MegaSack DRAW - This year's winner is user - rgwb
We will be in touch
As above.
Just moved house. The solicitors we have used have been awful but that is another story. What is the deal with the above.
Long term tax issues? What if the wife does a runner with Julio (what if I do a runner with Julio)? Anything else come into play?
Can we have some worked examples of the pros and cons?
Do I need to bump?
Joint tennants - if either of you dies then the other gets the house regardless of any other family members or will.
Both shares are 50%
You have to both agree to any chages like selling or changing to tennants in common.
Tennants in common - their share gets distributed according to the will or normal rules if they die, so if you're not married and don't like the in-laws this could be a problem.
You can own different shares.
You can sell your shares separately without needing the other persons agreement.
There's also some stuff about paying for care homes, but that's a long way off for me! I think the former they can use the whole value, the latter it's limited to your share.
Thanks - that makes more sense.
Tenants in common is much more usual for friends who buy together or if you are putting in very different shares and want to protect your share. Joint tenants is usually best for couples.

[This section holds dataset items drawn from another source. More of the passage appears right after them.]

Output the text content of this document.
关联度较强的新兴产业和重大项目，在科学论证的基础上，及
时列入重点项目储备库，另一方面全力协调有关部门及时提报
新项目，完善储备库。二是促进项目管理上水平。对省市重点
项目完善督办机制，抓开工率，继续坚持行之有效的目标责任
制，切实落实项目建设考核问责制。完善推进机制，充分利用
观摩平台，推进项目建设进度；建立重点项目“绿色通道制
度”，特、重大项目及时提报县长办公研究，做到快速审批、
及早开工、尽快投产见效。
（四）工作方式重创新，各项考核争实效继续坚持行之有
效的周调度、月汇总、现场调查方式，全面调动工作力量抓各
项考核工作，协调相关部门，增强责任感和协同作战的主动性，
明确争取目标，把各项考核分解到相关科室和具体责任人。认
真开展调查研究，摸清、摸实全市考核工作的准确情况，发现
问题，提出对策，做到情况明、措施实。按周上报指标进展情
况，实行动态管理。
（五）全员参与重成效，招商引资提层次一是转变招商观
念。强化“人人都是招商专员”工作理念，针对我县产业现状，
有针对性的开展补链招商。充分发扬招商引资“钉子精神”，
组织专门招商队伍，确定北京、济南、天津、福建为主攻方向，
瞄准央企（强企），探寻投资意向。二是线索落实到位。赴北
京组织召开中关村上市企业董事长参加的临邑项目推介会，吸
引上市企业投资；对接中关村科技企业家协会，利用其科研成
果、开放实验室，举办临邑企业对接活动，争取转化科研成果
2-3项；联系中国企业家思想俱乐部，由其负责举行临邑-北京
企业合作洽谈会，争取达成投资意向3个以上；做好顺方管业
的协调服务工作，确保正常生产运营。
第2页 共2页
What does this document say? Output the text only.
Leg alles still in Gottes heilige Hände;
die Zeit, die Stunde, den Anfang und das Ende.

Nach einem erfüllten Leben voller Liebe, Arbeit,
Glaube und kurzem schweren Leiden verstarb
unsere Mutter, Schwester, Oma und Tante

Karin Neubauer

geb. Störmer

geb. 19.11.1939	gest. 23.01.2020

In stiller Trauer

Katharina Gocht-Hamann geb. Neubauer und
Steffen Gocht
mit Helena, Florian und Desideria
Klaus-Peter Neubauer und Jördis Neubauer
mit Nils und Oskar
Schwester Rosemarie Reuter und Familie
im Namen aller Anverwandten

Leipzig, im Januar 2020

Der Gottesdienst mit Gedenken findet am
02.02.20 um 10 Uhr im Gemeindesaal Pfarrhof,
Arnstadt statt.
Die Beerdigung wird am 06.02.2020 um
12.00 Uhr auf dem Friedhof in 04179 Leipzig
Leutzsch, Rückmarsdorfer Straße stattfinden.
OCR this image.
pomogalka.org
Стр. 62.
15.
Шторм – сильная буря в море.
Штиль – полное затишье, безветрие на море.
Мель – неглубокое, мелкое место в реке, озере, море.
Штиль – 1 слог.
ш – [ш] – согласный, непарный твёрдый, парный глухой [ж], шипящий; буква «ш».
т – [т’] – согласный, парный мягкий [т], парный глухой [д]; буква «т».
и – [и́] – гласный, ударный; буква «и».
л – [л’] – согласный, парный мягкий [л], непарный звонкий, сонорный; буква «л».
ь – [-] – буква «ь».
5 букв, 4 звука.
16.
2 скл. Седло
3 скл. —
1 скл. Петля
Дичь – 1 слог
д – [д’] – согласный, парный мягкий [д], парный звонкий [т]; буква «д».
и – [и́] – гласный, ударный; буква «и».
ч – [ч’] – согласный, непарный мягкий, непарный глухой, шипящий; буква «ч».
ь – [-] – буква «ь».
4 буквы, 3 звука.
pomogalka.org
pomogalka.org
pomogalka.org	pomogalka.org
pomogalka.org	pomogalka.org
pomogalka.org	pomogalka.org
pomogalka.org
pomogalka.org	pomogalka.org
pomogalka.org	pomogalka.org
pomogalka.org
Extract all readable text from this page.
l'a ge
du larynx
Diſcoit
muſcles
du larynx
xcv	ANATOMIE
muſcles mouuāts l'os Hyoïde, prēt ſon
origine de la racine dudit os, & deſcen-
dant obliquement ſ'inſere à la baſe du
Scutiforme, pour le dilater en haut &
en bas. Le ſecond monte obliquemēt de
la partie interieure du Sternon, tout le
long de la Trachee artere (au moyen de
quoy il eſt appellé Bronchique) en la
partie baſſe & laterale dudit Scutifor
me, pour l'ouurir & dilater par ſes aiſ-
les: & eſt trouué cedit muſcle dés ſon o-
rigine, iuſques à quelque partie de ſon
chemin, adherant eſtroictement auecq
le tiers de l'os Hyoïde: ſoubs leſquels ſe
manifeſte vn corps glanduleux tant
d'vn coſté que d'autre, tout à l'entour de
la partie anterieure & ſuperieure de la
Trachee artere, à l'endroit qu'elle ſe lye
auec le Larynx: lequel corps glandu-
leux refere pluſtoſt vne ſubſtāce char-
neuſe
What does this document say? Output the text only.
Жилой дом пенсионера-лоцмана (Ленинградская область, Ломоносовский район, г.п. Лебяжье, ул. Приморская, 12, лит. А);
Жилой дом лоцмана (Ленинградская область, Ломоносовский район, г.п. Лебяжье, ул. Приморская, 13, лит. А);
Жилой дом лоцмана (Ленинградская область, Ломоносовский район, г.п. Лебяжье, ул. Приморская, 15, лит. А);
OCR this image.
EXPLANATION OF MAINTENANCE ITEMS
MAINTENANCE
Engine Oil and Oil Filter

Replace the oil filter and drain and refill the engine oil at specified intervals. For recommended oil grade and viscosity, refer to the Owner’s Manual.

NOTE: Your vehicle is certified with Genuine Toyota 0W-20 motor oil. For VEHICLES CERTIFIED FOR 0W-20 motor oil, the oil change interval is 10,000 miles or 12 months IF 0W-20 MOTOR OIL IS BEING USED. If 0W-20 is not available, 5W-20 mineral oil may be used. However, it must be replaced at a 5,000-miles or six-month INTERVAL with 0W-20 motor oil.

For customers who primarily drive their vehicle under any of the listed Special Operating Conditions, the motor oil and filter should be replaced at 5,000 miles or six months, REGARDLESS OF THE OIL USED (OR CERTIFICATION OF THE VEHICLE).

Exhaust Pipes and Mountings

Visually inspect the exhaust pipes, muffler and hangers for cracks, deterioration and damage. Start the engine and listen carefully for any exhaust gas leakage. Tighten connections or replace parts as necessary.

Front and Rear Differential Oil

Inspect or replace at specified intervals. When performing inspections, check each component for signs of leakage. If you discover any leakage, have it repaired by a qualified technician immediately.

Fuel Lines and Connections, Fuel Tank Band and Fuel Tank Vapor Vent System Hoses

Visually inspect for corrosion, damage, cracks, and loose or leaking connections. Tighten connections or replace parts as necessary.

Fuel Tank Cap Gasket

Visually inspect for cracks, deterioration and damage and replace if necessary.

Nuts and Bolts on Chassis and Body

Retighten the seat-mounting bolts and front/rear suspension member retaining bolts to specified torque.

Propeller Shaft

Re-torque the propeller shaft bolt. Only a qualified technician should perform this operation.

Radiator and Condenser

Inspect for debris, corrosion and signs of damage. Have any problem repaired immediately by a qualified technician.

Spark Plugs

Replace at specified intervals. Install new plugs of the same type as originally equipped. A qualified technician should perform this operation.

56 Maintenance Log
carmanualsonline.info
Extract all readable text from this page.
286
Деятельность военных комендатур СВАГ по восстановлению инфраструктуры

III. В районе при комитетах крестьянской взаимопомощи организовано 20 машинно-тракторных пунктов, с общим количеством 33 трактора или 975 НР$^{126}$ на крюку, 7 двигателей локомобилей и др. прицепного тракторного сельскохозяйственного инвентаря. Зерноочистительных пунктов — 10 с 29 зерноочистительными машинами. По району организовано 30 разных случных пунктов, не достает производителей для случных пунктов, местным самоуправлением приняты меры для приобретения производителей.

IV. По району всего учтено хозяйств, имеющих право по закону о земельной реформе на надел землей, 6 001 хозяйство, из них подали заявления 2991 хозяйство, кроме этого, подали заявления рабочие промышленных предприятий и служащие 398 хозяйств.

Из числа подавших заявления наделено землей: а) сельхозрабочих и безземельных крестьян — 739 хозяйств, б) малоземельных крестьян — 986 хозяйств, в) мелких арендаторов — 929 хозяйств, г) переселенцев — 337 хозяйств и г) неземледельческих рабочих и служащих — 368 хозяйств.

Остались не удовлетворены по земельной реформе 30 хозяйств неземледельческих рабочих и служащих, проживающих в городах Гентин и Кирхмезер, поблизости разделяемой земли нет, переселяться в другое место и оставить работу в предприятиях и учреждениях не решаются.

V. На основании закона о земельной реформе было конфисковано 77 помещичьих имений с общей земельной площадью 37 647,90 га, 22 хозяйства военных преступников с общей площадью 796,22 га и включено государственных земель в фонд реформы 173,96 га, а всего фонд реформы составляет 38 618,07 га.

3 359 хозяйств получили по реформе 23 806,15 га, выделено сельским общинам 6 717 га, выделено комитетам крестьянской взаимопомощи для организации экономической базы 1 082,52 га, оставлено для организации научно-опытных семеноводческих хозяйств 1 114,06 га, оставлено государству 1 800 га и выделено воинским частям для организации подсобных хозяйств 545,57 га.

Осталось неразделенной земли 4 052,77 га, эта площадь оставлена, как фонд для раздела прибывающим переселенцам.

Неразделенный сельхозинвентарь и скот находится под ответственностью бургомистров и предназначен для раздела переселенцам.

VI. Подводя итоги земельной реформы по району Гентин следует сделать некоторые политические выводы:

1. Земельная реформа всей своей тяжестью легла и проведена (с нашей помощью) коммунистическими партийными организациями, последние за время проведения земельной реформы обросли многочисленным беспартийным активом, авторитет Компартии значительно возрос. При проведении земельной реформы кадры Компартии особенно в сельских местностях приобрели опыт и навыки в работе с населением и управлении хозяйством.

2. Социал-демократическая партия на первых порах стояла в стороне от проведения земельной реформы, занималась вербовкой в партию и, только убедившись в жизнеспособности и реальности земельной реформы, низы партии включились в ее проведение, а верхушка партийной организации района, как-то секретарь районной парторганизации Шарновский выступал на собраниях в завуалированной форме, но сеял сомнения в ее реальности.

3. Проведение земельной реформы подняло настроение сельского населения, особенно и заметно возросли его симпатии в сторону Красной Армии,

I recall from when we last moved that Tenants in Common allows, in the event of one partner dying, you to leave their share of the house to the kids to avoid it all becoming liable for caring charges. Or something.
My partner and I changed our house from JBT to TIC so we could ensure the kids benefit in our wills. If not, one partner could simply cut out the kids in the event of one of us dying. Unlikely, but not impossible.
Tenants in Common (TIC) is used for multiple situations - The most common are when the property is owned in unequal shares, to mitigate the impact of care home fees in the event of the survivor needing care after the first partner died and to prevent sideways disinheritance.
As was said above TIC allows you to give your share by Will to whomever you want. It does not allow you to sell your share without the permission of the other owner - the restriction placed on the Land Registry is very clear on this.
As far as the worked examples go, the normal scenario is that you will write a Will that directs your share of the property into a trust on your death. The UWE-r Family Trust comes into existence on the date of your death. The terms of the trust are that the surviving partner can live in the property for the rest of their life, they will be responsible for the bills, upkeep and insurance etc. Then on their death the share that you put into the trust is paid out to beneficiaries that you specified when you wrote your will.
For care fees it works like this - Property say £300,000 on first death half goes into the family trust and half stays in the ownership of the surviving partner. If the surviving partner then needs care the Local Authority responsible for providing the care will do a financial assessment which will include the question do you own any property. The answer is I own half a house and the other half is owned by the UWE-r family trust. At this point the LA have to apply a 15% discount on the value of the property, 10% for having a non resident joint owner (the trust) and 5% to allow for the fees if it were sold. So the share being assessed for care costs is £150,000 - £45,000 meaning that £105,000 can be charged with care fees in the future and your chosen beneficiaries (in most cases your kids) are guaranteed some sort of inheritance. It also means that the nominated trustees can rent out the property to help to pay the costs which slows down the erosion of the capital.
For sideways disinheritance, the same type of trust arrangement is written into a Will. Then if you die and your partner remarries (which would revoke their original Will) your kids will be guaranteed get your share of the property in the future rather than the Wicked Stepmother/ Evil Stepfather or even worse their kids.
This happens far more than you would think.
From a practitioners point of view TIC is almost always the best option as it allows for flexible planning. About 2/3rds of the Wills that we write involve a TIC arrangement.
Word of warning though if you are unmarried and don't have a Will then TIC can be dangerous as the share of the property will be distributed according to the intestacy rules - Children then Parents and then Siblings etc and would never default to the unmarried partner. In that case Beneficial Joint Tenants would be the way to go.
Hope that helps.
Nick.
My partner and I changed our house from JBT to TIC so we could ensure the kids benefit in our wills. If not, one partner could simply cut out the kids in the event of one of us dying. Unlikely, but not impossible.
Might happen unintentionally if one remarries after the other dies, and does not survive that relationship meaning the house is passed to the new spouse's descendants not yours.
Again, unlikely but a good will and setup will deal with these things.
You have to both agree to any chages like selling or changing to tennants in common.
A joint tenant can unilaterally "sever" the joint tenancy if there isn't agreement, but the others have to be notified.
https://www.gov.uk/joint-property-ownership/change-from-joint-tenants-to-tenants-in-common
Yes wzzz, that's the kind of scenario we wanted to avoid and discussed with our will maker. Seemed a good idea to us.